Fatma Yüzer Deniz

Fatma Yüzer Deniz

Renklerini unutan zamanlar

Öfke yorgunluğu…

Son yılların en görünmez, en derin yaralarından biri. Her gün kötü haberlere maruz kalıyoruz. Adına ister “hayatın doğal akışı” deyin, ister “kolektif bilinç uyarı veriyor” deyin… Sonuç aynı: Hiçbirimizin tam olarak güvende hissetmediği, her an bir şey olacakmış gibi tetikte yaşadığı bir atmosfere sıkışıyoruz.

Sanki toplumun tamamının üzerine bir “hayatta kalma modu” yüklenmiş ve bir türlü kapatılamıyor. Uzun süre bu modda kalmanın bedeli ise sandığımızdan ağır: iç dünyamız yorgun düşüyor, düşünce kanallarımız daralıyor, hayaller bile “şimdi sırası değil” diye rafa kaldırılıyor.

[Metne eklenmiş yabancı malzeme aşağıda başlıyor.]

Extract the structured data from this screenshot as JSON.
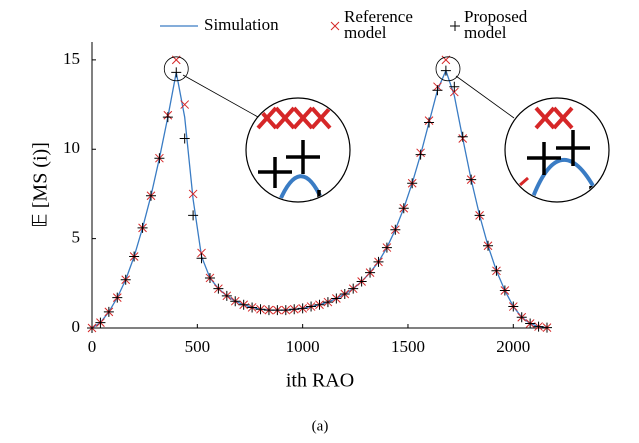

Ve ne yazık ki bu sınırlı düşünme halini fark etmeden çocuklarımıza, etrafımıza da öğretiyoruz.

Stresin uzun vadede yaptığı tam olarak bu:

Beyin ya savaşmaya kilitleniyor ya kaçmaya… üçüncü bir ihtimal olan sağlıklı değerlendirme neredeyse devre dışı kalıyor. Haberlerle ilişkimiz bile değişiyor. Bir görüntü mü manipülasyon, yoksa gerçeklik mi? Daha önemlisi: Biz gerçeğin neresindeyiz?

Kapanıyoruz.

Kabuğumuza çekiliyor, farklı sesleri tehdit gibi algılıyoruz. Herkes birbirine benzemeye başlıyor. Kimi zaman korkudan, kimi zaman yorgunluktan… Toplum iki renge sıkışıyor: siyah ve beyaz. Oysa diğer tüm renklerin es geçtiği bir dünyada, düşünce paleti sağlıklı kalabilir mi?

Kutuplaşmanın en tehlikeli yanı tam da burada:

Renklerin olmadığı yerde, insan kendi rengini bile taşıyamaz.

Oysa biz…

Tüm kırgınlığımıza, öfke yorgunluğumuza rağmen hâlâ bir renge sahibiz.

Herkesin kendi hikâyesinden süzülen, iç dünyasının derinlerinden gelen bir renk. Belki unuttuk, belki gömmeye mecbur kaldık. Ama silinmedi; sadece biriken gürültünün altında kaldı.

Bugün belki en çok buna ihtiyacımız var:

O gürültünün içinden kendi rengimizi çekip çıkarmaya…

Bireyselliği tehdit değil, zenginlik olarak görmeye…

Gerçeklik ile manipülasyon arasındaki sisin içinden kendi sezgimizi yeniden duymaya…

Çünkü başka bir ihtimal daha var:

Renklerini unutan bu zamanları, kendi rengimizi hatırlayarak aşmak.

Ve belki de asıl dayanıklılık, buna rağmen ayakta kalabilmekte.